Zunächst einmal würde eine Aussonderunh von einer Gruppe/ Schülern einer Ausgrenzung und Diskriminierung sehr nahe kommen. Betrachtet man das aus der Perspektive, scheint die Ungerechtigkeit offensichtlich. „Schüler mit Förderbedarf“ auszusondern hingegen klingt für wieder harmlos. Warum ist das so? Dass dies nicht gerecht ist, zeigt sich spätestens dann, wenn man die Konsequenzen der Aussonderung von SuS mit Förderbedarf betrachtet. Wir haben gelernt, dass sich „Gleiches mit Gleichem“ nicht  oder kaum weiter entwickelt. Vor allem Kinder Jugendliche brauchen und suchen sich Vorbilder, nach denen sie dich richten und Verhaltensweisen, Meinungen,Fähigkeiten abgucken. Wird nun ein Kind, dass authistische Züge aufweist,mit anderen autistischen Kindern in eine Gruppe getan und nur in dieser Gruppe lernen soll, fehlt dem Kind das Vorbild. Außerdem muss ein Kind auf gewisse Weise gefördert werden. Auf Seiten der SuS  mit Förderbedarf würde das also bedeuten, dass das Kind evtll  nicht in seiner Entfaltung unterstützt wird. Auch psychische und Hintergründe sollten nicht missachtet werden: dem Kind wird so mitgegeben: „Du bist anders und wirst anders behandelt“. Auch die Eingliederung in der Gesellschaft während und nach der Schulzeit wird erschwert, wenn nicht sogar verhindert.

Auch für die SuS  hat eine Aussonderung eine Auswirkung.
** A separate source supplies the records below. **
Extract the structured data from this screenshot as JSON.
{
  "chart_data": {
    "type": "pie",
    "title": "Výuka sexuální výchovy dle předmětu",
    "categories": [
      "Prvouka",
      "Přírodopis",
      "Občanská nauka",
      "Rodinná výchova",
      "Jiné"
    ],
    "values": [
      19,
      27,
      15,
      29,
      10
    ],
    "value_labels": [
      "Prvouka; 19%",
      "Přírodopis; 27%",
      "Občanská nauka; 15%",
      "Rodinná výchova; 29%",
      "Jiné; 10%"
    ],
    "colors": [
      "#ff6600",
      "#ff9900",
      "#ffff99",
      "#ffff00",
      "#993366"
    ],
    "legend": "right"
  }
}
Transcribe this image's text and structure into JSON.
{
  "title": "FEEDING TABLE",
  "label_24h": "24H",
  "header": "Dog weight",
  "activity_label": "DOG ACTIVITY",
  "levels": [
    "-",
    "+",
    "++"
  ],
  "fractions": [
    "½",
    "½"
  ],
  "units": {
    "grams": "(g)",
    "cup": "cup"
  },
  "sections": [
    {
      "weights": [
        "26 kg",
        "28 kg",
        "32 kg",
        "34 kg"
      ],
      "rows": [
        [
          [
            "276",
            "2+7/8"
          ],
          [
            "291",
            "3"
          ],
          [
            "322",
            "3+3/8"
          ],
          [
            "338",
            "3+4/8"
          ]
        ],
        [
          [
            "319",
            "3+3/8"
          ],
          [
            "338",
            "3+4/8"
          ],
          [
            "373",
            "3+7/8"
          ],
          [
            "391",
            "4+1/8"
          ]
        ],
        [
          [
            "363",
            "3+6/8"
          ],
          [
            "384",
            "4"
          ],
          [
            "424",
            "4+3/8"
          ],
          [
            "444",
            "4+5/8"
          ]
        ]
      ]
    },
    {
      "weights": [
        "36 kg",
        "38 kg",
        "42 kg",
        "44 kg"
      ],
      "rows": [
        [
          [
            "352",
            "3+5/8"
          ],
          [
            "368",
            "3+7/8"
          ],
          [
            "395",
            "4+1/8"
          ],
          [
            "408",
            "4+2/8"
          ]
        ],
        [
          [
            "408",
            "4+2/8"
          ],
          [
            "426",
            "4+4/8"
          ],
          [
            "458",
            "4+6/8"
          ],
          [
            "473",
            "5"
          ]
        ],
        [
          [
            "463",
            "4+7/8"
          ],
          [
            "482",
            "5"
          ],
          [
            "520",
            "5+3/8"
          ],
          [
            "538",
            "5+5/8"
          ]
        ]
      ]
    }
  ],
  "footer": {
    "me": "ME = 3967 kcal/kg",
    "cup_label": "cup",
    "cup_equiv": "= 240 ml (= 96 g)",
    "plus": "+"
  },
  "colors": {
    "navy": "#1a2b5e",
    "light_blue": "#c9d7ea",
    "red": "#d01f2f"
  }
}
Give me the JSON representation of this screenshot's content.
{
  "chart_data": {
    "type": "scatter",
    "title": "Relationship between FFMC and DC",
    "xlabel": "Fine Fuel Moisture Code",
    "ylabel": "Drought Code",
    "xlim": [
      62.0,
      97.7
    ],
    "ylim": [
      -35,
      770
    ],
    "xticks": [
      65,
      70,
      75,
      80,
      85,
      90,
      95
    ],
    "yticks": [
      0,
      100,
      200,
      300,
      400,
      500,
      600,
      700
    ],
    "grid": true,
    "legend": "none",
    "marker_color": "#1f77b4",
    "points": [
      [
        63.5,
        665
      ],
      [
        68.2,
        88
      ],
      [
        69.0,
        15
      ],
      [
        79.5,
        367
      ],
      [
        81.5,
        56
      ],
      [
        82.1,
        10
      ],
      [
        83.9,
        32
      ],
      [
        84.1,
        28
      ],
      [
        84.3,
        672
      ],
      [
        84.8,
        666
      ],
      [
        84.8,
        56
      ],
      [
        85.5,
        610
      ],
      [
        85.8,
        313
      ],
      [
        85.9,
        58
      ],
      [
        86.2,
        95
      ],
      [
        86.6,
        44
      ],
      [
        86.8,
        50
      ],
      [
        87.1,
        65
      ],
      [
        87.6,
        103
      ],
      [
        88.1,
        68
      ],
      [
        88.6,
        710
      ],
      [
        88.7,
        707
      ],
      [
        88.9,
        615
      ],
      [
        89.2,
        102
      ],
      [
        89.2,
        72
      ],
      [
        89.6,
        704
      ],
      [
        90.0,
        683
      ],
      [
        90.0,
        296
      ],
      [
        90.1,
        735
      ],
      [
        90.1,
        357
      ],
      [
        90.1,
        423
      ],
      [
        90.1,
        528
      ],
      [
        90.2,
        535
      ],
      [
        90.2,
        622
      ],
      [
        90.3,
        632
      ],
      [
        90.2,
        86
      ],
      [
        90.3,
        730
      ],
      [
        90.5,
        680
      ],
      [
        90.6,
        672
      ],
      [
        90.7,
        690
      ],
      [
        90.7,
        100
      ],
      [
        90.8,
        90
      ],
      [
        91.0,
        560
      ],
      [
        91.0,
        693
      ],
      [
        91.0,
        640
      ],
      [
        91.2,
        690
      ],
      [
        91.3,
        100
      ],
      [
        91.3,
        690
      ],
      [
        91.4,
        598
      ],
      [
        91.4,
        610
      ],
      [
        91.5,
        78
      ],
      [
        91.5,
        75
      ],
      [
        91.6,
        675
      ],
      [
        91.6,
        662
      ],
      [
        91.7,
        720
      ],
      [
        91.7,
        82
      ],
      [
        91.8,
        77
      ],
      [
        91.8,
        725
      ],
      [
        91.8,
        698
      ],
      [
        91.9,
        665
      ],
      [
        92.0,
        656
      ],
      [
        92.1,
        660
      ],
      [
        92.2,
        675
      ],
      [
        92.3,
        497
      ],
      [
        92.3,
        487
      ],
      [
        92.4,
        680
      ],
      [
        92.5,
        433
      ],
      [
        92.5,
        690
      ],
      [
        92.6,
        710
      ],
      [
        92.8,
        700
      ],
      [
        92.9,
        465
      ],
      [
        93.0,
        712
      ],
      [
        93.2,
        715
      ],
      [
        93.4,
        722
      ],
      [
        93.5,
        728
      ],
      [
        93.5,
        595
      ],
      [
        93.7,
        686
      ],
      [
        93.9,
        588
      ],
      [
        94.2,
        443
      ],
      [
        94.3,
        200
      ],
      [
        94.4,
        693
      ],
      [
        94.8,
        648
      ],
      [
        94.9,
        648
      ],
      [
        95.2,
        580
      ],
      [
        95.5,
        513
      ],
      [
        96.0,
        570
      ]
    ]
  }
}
Die Meinung, dass ein Schüler weniger lernt, weil Schüler mit Förderbedarf dieselbe Klasse/ Schule besuchen, sollte vernichtet werden. Inklusives Lernen ist extra dafür ausgerichtet und sollte Basis eines jeden Unterrichts sein. Außerdem muss hier angemerkt werden, dass selbst eine Klasse ohne Schüler mit Förderbedarf eine heterogene Klasse ist und bleibt, und  auch hier Lernunterschiede/-schwächen auftreten können. Des Weiteren bewirkt die Integration von SuS mit Förderbedarf eine Toleranz und Hilfsbereitschaft von den Schülern ohne Förderbedarf. Zwei Aspekte, die von hoher Wichtigkeit in unserer Gesellschaft sind. Der Anschluss der SuS  mit Förderb. wird außerdem vereinfacht und ihnen in der Zukunft einen Platz in der Gesellschaft eher sichern.

Um gut darauf vorbereitet zu sein, sollte der Lehrer alle wichtigen Informationen zu den „Schwächen“ seibes Lehrers kennen. Dazu gehört einmal welche Lernatmosphäre für das Kind angemessen ist- ist es lärmempfindlich z.B., hat es Höprobleme, welcher Sitzplatz bietet sich für ihn an, wie sind die Schreib- und Lesefähigkeiten. Welche Verhaltensweisen sind „normal“ für das Kind und welche bedürfen meiner Aufmerksamkeit? Womit kann ich meinen Schüler motovieren/ beruhigen/ …?

Um Antworten auf diese wichtigen Fragen zu erhalten, empfiehlt es sich die Eltern einzubeziehen. Diese kennen ihr Kind in der Regel am besten und können wertvolle Informationen oder oder Ideen geben. Falls möglich, ist es auch ratsam dir vorherige Schule zu kontaktieren, da diese in Bezug auf Unterrichten mehr Infos geben können  als die Eltern.